Mena tampoco debía volver a asomar la nariz por las calles de La Habana, sino disfrazado, pues su desaparición del centro de trabajo debía haber producido alarma, y aunque no lo parecía, quizá ya lo estuviesen acechando en Línea y J y en casa de Hilda. En cuanto a Sepúlveda, las órdenes eran bien claras: nada más que las salidas indispensables.

Tras una semana de encierro, Sepúlveda respiró con placer el aire puro de aquella mañana. Era el 14 de julio, 186º aniversario de la memorable toma de la Bastilla.

Sepúlveda caminaba optimista a cumplir sus furtivos quehaceres. El envejecido Felipe Carmona ya sentía otra vez sobre las yemas de sus dedos la inefable caricia rugosa de sus «verdes» amados.

Sepúlveda no sabía qué significaba en la historia el 14 de julio. Olvidado de las grandes efemérides de la Primera Independencia cubana, aprendidas en la escuela, sus grandes fechas eran el 13 de enero de 1956, cuando vendió el seguro colectivo de la textilera El Bebito y se ganó de un tacazo veinticuatro mil cocos; y el 2 de marzo de 1954, en que obtuvo por vez primera su título de vendedor estrella del Trust Insurance. La única hazaña que le preocupara en su vida era la independencia personal de Felipe Carmona; y tras varios intentos fallidos en quince años, estaba ahora a diecisiete días de lograrla de una vez y para siempre. Eso creía él. Treinta y seis mil dólares cash, de manos del First National City Bank of New York, que lo liberarían para siempre de la zozobra y de la vida azarosa de la CIA.

Cómo no estar contento y silbar eufórico por las soleadas calles de La Lisa. Todo estaba decidido: cogería cinco mil, quizá menos, y se marcharía a Buenos Aires. En cuanto hiciera una sólida base, pondría a funcionar los otros treinta mil para consolidar su futuro.

Para no llamar la atención en el vecindario, Sepúlveda no podía salir de casa de Irma sino con su cara de siempre de Freddy Sorbona; pero al llegar a la calle 51, entraría en el baño de una cafetería muy concurrida, y saldría de él sin bigote, peinado hacia atrás, con sus grandes espejuelos de pata ancha y otra camisa.

El amable comisionado nacional de pesca submarina le había brindado abundantes informaciones, con lujo de detalles, sobre los integrantes del equipo nacional.

El papá y la mamá del subcampeón fueron también muy gentiles con aquel periodista que venía a hacer un reportaje a Albertico, a punto de llegar a la casa.

Y Albertico se prestó gustoso a mostrarle sus copas, medallas y sus magníficos equipos. El par de tanquecillos era muy manuable y bastante moderno.

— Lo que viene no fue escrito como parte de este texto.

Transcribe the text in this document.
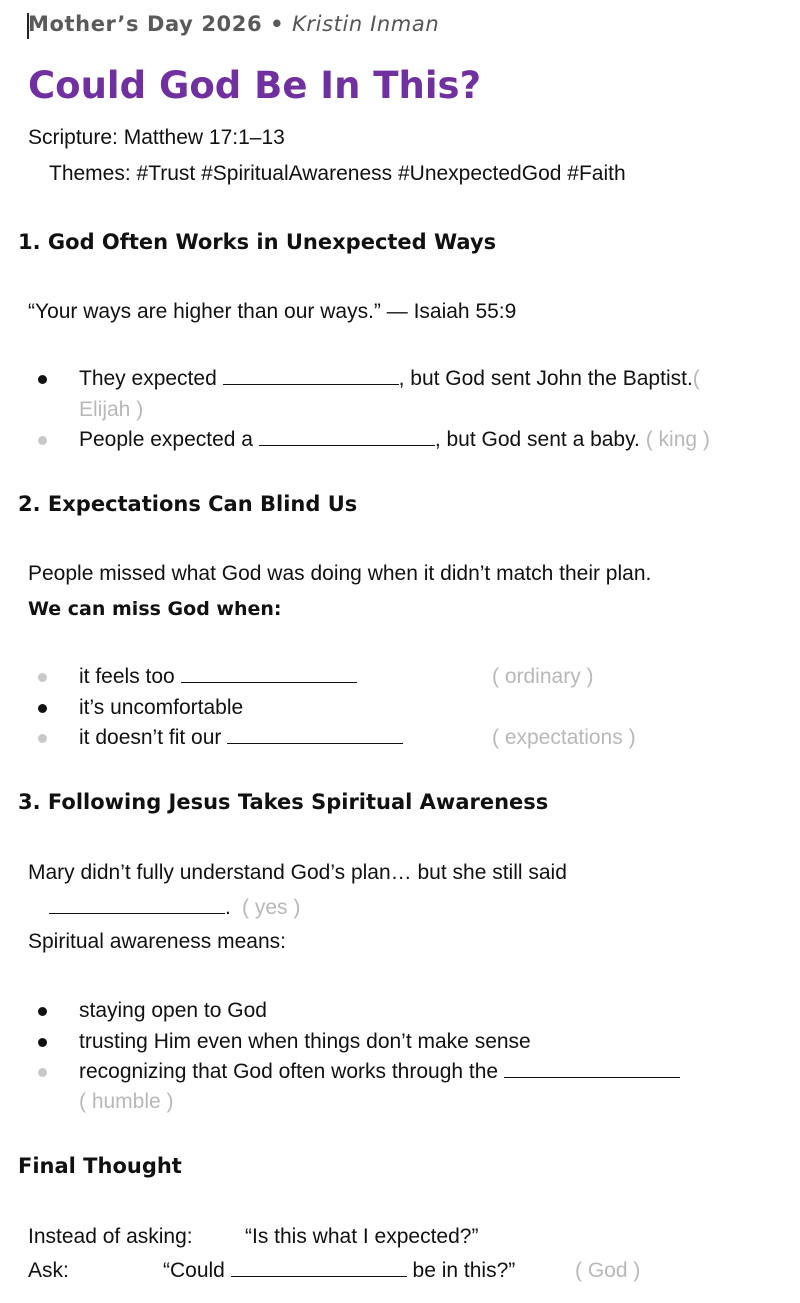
Mother’s Day 2026 • Kristin Inman
Could God Be In This?
Scripture: Matthew 17:1–13
Themes: #Trust #SpiritualAwareness #UnexpectedGod #Faith
1. God Often Works in Unexpected Ways
“Your ways are higher than our ways.” — Isaiah 55:9
They expected	, but God sent John the Baptist.(
Elijah )
People expected a	, but God sent a baby. ( king )
2. Expectations Can Blind Us
People missed what God was doing when it didn’t match their plan.
We can miss God when:
it feels too	( ordinary )
it’s uncomfortable
it doesn’t fit our	( expectations )
3. Following Jesus Takes Spiritual Awareness
Mary didn’t fully understand God’s plan… but she still said
. ( yes )
Spiritual awareness means:
staying open to God
trusting Him even when things don’t make sense
recognizing that God often works through the
( humble )
Final Thought
Instead of asking: “Is this what I expected?”
Ask:	“Could	be in this?”	( God )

A las cinco menos diez de la tarde, tras una fructífera jornada, Felipe Carmona caminaba aún más contento que por la mañana de aquel 14 de julio por una calle del reparto Palatino, y en medio de su canturreo sotto voce, oyó el chirrido de unos frenos. Dos hombres se apearon a su lado de un patrullero y lo invitaron a que los acompañara.

Eran las cinco en punto de la tarde. ¡Ay, Felipe!